問屋は仲買人に呼びかけ、「魚のほしい人はこい。」といって、仲買人のうち魚がほしい人だけが申し込んでいた。問屋は、見込みやお金の支払いのよい仲買人を選んでは帳簿に載せ取り引きをしたが、逆に支払いの悪い仲買人には売らないという不合理さが出てきた。仲買人の中には有利な取り引きをするため、問屋の魚台帳へどんどん先払いをする人まで出てきたので、問屋の力はますます増長されていった。
魚問屋時代の宮町には、活気がみなぎっていた。耳白半天に絣(かすり)の股引、のめりの下駄履で長籠を天秤棒の先に突込み、肩に掛けて急な石段を上下し、大八車に水樽を積んで石畳の坂道を"エイヤ、ホイヤ"と威勢のいい掛声で沼津駅へ運んだ問屋の若者たち、そこに当時の模様が偲ばれる。

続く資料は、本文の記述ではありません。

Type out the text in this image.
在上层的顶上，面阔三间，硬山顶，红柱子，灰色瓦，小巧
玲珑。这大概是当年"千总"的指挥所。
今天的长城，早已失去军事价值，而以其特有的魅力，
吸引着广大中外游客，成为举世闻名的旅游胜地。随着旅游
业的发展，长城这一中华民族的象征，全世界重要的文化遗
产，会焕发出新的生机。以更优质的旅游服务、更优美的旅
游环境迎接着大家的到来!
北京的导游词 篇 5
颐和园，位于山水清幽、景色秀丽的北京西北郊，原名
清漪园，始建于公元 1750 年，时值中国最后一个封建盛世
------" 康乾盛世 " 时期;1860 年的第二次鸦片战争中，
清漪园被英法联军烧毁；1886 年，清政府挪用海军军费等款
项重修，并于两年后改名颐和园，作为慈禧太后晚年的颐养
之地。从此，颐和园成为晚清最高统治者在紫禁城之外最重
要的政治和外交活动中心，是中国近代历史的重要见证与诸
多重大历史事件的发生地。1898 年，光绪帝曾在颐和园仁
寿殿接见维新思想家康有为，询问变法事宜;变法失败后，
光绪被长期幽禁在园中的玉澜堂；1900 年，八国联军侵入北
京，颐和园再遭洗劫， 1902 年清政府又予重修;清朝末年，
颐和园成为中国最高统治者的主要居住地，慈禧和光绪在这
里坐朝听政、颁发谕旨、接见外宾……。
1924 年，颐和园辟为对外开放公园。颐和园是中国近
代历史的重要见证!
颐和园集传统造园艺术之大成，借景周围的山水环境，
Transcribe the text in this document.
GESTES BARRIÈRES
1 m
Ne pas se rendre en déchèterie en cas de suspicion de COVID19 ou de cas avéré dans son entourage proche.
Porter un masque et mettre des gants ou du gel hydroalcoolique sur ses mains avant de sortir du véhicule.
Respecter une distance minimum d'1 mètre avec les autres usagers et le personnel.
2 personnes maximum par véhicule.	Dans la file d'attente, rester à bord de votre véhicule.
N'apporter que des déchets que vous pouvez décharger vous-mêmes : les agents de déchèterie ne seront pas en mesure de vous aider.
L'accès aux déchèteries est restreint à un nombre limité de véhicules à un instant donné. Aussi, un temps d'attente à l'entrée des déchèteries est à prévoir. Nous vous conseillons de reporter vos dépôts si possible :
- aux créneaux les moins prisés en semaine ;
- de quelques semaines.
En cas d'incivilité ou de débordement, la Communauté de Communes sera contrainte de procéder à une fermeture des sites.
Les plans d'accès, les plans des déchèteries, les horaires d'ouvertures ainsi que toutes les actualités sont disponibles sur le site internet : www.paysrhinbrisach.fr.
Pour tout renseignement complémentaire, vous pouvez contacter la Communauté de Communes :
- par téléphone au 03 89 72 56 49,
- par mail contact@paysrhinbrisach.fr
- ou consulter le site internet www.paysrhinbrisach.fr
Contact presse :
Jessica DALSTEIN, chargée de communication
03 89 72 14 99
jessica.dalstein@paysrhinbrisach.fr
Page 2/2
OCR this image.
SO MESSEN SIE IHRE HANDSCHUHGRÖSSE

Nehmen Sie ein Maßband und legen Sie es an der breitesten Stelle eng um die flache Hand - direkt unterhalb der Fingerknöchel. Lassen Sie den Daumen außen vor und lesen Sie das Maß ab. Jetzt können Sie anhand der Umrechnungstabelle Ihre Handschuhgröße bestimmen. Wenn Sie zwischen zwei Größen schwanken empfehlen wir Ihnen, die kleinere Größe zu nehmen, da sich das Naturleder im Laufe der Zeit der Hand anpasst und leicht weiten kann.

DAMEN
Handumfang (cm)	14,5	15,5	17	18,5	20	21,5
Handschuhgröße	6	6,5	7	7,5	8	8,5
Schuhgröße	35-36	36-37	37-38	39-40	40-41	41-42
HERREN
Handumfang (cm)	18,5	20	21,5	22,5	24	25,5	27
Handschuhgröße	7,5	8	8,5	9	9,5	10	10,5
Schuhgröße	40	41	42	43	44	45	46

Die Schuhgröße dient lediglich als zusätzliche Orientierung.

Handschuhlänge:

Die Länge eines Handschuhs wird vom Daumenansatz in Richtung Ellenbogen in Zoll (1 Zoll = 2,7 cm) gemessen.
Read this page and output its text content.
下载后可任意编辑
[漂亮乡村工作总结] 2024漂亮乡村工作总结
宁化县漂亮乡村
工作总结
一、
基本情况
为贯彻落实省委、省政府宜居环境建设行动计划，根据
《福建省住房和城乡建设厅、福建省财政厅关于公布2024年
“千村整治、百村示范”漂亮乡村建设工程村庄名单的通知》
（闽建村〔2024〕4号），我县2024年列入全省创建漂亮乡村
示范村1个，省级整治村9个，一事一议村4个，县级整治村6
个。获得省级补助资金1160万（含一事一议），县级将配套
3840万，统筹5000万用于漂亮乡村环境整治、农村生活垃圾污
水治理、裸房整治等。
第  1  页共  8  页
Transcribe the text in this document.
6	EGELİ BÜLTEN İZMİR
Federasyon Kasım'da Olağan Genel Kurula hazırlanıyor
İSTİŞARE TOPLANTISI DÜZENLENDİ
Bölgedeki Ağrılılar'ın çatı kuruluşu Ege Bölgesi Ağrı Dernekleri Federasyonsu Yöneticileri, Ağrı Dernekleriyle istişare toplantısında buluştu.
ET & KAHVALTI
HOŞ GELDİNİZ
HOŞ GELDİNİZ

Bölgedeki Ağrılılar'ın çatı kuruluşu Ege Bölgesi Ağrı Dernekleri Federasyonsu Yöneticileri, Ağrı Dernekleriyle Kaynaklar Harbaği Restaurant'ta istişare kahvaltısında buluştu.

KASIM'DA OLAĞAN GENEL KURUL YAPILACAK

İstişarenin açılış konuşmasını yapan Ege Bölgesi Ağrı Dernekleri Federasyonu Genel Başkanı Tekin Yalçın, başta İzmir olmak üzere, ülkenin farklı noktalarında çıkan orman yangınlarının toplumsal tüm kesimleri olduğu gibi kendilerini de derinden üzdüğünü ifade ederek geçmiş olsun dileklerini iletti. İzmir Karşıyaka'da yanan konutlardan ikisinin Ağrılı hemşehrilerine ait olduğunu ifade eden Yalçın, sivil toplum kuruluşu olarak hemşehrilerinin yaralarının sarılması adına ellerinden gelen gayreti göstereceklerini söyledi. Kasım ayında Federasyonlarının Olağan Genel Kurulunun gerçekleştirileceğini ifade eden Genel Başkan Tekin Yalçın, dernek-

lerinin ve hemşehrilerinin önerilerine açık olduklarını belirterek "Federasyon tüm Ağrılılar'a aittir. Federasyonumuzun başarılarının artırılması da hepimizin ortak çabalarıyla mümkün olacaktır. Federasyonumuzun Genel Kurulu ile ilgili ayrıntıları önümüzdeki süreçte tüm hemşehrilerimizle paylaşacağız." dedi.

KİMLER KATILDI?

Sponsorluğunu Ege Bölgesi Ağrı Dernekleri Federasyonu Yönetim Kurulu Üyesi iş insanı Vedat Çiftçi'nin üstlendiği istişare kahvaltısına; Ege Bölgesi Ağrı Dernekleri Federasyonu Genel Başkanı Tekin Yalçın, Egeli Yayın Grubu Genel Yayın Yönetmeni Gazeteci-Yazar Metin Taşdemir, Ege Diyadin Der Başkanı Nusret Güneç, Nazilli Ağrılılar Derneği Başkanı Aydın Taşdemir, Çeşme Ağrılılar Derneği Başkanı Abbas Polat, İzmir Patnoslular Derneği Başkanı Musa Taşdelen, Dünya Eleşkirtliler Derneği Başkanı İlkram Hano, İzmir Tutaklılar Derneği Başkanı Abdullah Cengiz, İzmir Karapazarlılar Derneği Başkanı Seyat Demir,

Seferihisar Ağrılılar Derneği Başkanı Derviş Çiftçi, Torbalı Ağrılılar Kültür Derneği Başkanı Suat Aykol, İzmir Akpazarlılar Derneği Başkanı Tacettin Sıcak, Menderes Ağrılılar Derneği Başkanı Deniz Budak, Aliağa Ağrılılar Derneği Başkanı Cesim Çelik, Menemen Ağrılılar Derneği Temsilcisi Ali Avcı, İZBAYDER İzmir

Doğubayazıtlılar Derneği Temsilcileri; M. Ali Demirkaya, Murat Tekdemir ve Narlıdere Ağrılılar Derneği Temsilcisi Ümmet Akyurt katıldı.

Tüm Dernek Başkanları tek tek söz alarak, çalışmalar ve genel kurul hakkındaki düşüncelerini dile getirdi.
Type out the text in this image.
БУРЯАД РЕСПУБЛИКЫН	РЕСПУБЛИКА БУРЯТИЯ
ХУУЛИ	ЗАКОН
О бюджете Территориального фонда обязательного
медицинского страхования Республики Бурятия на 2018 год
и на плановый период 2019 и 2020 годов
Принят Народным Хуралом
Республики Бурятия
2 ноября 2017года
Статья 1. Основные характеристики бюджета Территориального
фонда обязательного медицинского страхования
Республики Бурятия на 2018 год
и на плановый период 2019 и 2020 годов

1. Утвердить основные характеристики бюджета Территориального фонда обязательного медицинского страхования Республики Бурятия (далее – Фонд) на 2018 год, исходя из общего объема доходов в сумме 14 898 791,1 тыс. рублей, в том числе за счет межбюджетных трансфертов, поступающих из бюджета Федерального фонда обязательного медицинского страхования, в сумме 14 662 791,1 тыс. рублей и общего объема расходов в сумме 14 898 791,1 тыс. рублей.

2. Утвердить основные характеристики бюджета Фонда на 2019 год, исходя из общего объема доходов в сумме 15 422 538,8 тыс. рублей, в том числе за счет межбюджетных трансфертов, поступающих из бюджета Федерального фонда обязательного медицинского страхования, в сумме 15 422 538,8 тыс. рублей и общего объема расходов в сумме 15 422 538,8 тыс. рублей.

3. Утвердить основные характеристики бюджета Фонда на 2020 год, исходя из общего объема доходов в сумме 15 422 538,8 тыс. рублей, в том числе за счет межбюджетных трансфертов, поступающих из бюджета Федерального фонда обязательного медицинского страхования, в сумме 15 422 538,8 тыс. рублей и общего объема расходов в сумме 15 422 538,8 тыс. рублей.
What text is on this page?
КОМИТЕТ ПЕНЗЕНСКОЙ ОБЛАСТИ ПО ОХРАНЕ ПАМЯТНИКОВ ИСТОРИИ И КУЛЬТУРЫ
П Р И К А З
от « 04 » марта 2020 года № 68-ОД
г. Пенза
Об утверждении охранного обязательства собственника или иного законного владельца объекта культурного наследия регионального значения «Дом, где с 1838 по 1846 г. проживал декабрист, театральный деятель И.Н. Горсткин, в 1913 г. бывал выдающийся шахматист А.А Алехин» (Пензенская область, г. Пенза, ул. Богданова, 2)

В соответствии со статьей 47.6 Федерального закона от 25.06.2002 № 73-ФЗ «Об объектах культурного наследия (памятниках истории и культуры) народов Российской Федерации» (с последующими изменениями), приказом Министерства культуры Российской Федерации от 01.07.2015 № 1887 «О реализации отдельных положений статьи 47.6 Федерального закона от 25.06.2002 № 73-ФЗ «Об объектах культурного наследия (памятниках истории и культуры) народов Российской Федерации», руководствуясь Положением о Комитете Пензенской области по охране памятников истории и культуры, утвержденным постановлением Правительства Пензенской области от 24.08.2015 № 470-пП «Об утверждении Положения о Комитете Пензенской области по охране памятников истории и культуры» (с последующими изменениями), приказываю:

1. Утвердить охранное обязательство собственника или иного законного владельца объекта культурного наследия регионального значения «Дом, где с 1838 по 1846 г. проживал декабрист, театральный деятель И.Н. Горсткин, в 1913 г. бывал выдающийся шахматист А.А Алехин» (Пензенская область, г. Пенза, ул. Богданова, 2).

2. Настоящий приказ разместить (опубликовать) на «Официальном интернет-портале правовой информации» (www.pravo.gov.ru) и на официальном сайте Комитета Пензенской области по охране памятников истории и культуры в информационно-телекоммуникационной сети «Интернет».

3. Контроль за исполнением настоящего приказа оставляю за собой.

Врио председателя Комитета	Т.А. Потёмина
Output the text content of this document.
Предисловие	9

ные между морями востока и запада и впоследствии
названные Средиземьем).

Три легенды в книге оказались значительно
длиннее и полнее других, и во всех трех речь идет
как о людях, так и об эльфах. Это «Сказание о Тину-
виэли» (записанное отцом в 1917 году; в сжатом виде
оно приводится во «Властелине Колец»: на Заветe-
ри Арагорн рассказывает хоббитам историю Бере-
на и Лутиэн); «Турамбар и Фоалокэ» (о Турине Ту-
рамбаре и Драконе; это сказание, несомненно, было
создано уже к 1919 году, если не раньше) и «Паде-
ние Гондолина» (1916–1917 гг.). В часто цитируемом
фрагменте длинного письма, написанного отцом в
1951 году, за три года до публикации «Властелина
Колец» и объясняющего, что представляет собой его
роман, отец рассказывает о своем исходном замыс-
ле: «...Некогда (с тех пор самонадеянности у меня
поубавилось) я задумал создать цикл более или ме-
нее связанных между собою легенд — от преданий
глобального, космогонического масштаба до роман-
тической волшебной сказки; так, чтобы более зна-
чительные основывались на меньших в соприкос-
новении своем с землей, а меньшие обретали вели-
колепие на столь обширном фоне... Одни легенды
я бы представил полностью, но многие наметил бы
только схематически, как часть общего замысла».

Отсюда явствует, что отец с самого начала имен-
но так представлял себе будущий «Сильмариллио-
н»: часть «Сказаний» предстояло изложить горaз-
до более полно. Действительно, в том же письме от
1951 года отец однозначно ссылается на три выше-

しかし、いつまでもこのような問屋全盛時代が続いたわけではない。大正十年三月一日になると魚問屋、仲買人によって大十魚会社が設立され、やがて問屋自身が問屋の機能を失い、衰退していく運命となっていった。
沼津港
狩野川の河口は風が強くなると、波浪によって漂砂が押し寄せたり、また、大雨などで狩野川上流から流出する土砂のため推積を防ぐことができなかった。したがって河口は、漁船や観光定期船にとって難所のひとつであった。ある程度まで浚渫工事は行われていたが、自然の力には勝てず、狩野川は徐々に浅くなっていった。
他の港と違って沼津の場合は、河口から御成橋までの河岸が、港としての役割を果たしていたが永代橋の下、右岸に沼津魚類市場があったにもかかわらず特定の港がなくて、一番困ったのは水産業に携わる人々であった。このため昭和七年魚類会社の社営で漁港建設が企画された。常に出漁水揚げができる港を建設に乗り気だったのは、鮮魚仲買人の有志であった。歳月を経ていくなかで港の重要性が叫ばれ、港は狩野川の右側に県営事業としての工事が始まった。
沼津港はこの間、沼津市千本耕地整理組合などの相当な圧力で迂余曲折を経て、昭和八年十二月着工、工費三十八万二千百円、同十二年五月竣工にこぎつけた。しかし、やがて太平洋戦争に突入したために、港の機能は一時中断し、軍用港に変わり昭和二十一年ようやく開港の運びとなった。
沼津港(内港)は湿地田を掘削して造った人工港で、その後、観光船や漁船の基地となり重要性を高めた。